Unable to use GlueCatalog in flink environments without hadoop
When attempting to use the GlueCatalog implementation (or really any implementation) in flink, hadoop is expected to be in the classpath.
The FlinkCatalogFactory always attempts to load the hadoop config from flink but flink does not guarantee that there is a valid hadoop environment present. In environments where hadoop is not available (e.g. AWS Kinesis Data Analytics), this throws java.lang.NoClassDefFoundError: org/apache/hadoop/conf/Configuration.
Presently, most of the catalog implementations implement Configurable and thus the util functions like loadCatalog expect to be passed an instance of hadoopConf. In catalogs like GlueCatalog and DynamoCatalog, the only reason for the Configurable interface is to enable dynamic FileIO loading
More context in this Slack thread
If the only reason to have the GlueCatalog implement Configurable is to satisfy the current constraints of dynamic FileIO loading, likely we can change that (I believe dynamic FileIO loading was added when maybe the second additional Catalog beyond the basic Hadoop and Hive ones were added).
In fact, on first look, it seems like the GlueCatalog could possibly just pass in null for the hadoopConf if it didn't implement Configurable, as the current dynamic FileIO loading only sets the hadoop configuration if the class implements Configurable.
https://github.com/apache/iceberg/blob/4eb0853cd787bf2f5778195558d22a45ecf6c601/core/src/main/java/org/apache/iceberg/CatalogUtil.java#L189-L191
@jackye1995 do you know if GlueCatalog really requires anything from the hadoop configuration? Or have any input on how Flink can be run in Kinesis Data Analytics?
Last one-two days I wrote a streaming job and packaged as a fat jar. I had to add the minimal hadoop dependency and in the code I had to initialize the hadoop conf with the constructor which has a boolean false, telling that to not load any hadoop config file (since I don't have in Flink). Finally, I managed to work with the streaming job, which is running in Flink 1.13.1 (behind Ververica CE). Definitively, I see a good reason to remove the hadoop conf dependency from GlueCatalog, which uses the custom catalog from iceberg code.
Currently there are three catalog implementation classes and somehow GlueCatalog falls under the custom catalog implementation. From design aspects, the constellation of these three type of catalogs and how another specialized like GlueCatalog is used, may cause some confusion at first time when you try to use. Some refactoring, such as removal of hadoop conf or more, it would be nice to see.
it seems like the GlueCatalog could possibly just pass in
nullfor thehadoopConf
I tried that, but I got serialization error of the jobgraph. The workaround was to create an empty hadoop configuration object with the constructor which has a boolean false, telling them to not load any config file (since I don't have), thus the conf object will have an empty map.
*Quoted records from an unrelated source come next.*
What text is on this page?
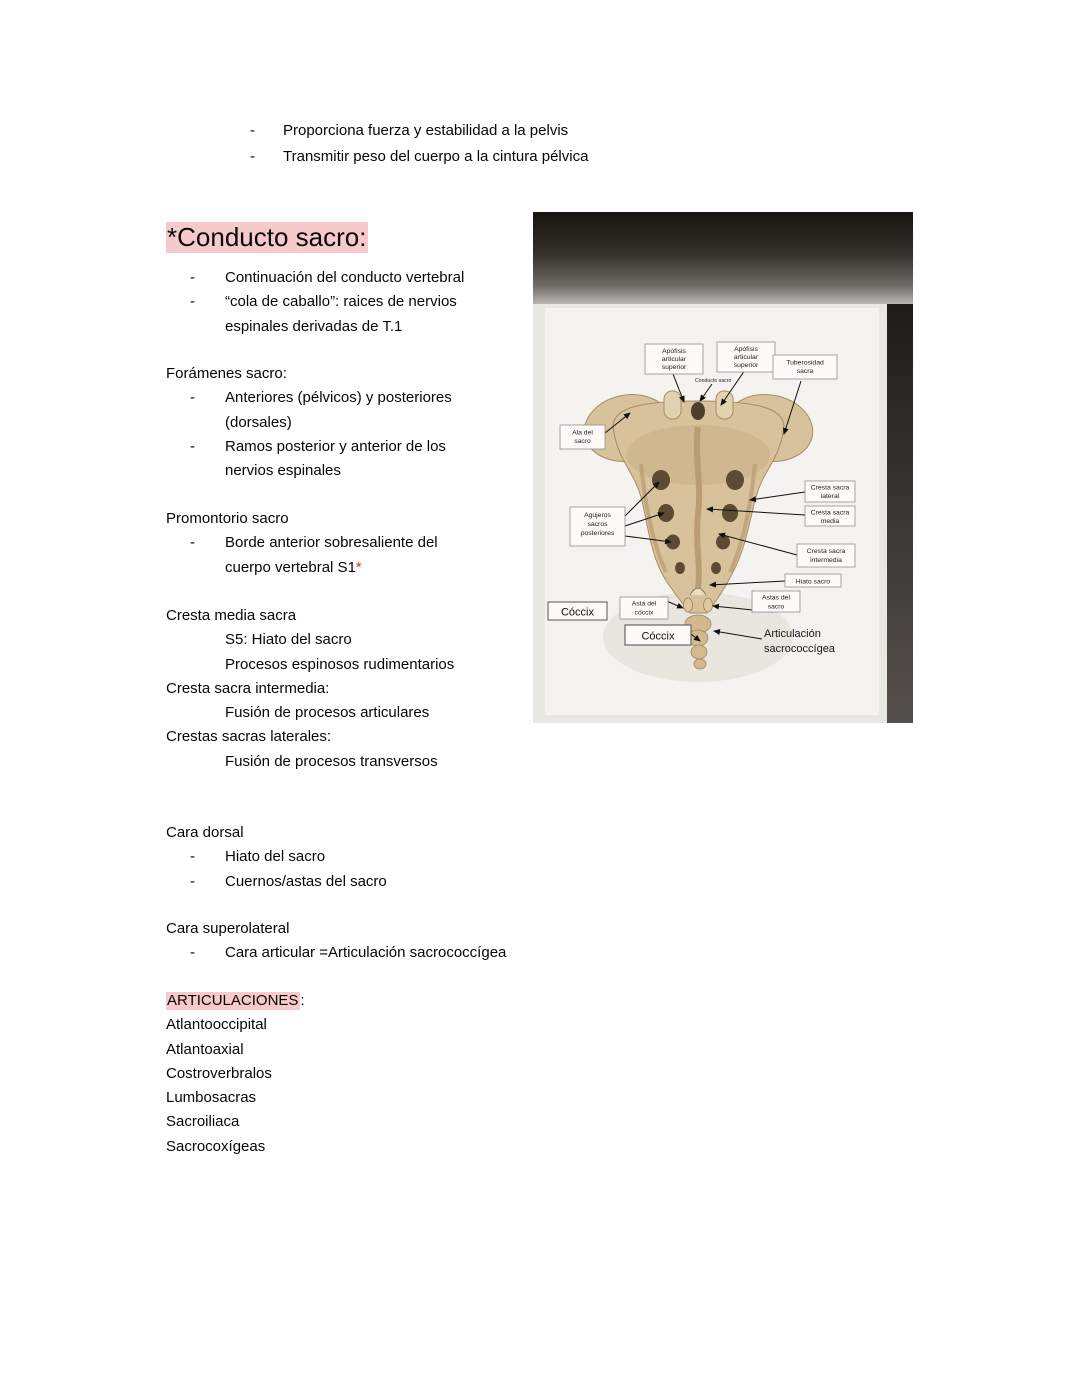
-	Proporciona fuerza y estabilidad a la pelvis
-	Transmitir peso del cuerpo a la cintura pélvica
*Conducto sacro:
-	Continuación del conducto vertebral
-	“cola de caballo”: raices de nervios
espinales derivadas de T.1
Forámenes sacro:
-	Anteriores (pélvicos) y posteriores
(dorsales)
-	Ramos posterior y anterior de los
nervios espinales
Promontorio sacro
-	Borde anterior sobresaliente del
cuerpo vertebral S1*
Cresta media sacra
S5: Hiato del sacro
Procesos espinosos rudimentarios
Cresta sacra intermedia:
Fusión de procesos articulares
Crestas sacras laterales:
Fusión de procesos transversos
Cara dorsal
-	Hiato del sacro
-	Cuernos/astas del sacro
Cara superolateral
-	Cara articular =Articulación sacrococcígea
ARTICULACIONES :
Atlantooccipital
Atlantoaxial
Costroverbralos
Lumbosacras
Sacroiliaca
Sacrocoxígeas
Apófisis
articular
superior
Apófisis
articular
superior	Tuberosidad
sacra
Conducto sacro
Ala del
sacro
Cresta sacra
lateral
Cresta sacra
media
Agujeros
sacros
posteriores
Cresta sacra
intermedia
Hiato sacro
Asta del
cóccix
Astas del
sacro
Cóccix
Cóccix	Articulación
sacrococcígea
Since is there this unnecessary hadoop conf dependency, the size of my fat jar doubled it's size to somewhere currently at 310MB.
If the only reason to have the GlueCatalog implement Configurable is to satisfy the current constraints of dynamic FileIO loading, likely we can change that (I believe dynamic FileIO loading was added when maybe the second additional Catalog beyond the basic Hadoop and Hive ones were added).
It was added because some users still want to use GlueCatalog with HadoopFIleIO. One example is for users who are using EMR file system and has to use the EmrFileSystem plugin to make sure all their file system access are synchronized. (I know EmrFS is on deprecation path but it's a sticky dependency that is not easy to migrate)
With that being said, I agree that Glue catalog should work without a Hadoop installation. This is the most important reason to have such an independent implementation.
One approach I can think of is to make another HadoopGlueCatalog that supports Hadoop configuration, and remove the configurable aspect of Glue catalog. Let me put up a PR for this to discuss in more details.
it seems like the GlueCatalog could possibly just pass in
nullfor thehadoopConfI tried that, but I got serialization error of the jobgraph. The workaround was to create an empty hadoop configuration object with the constructor which has a boolean false, telling them to not load any config file (since I don't have), thus the conf object will have an empty map.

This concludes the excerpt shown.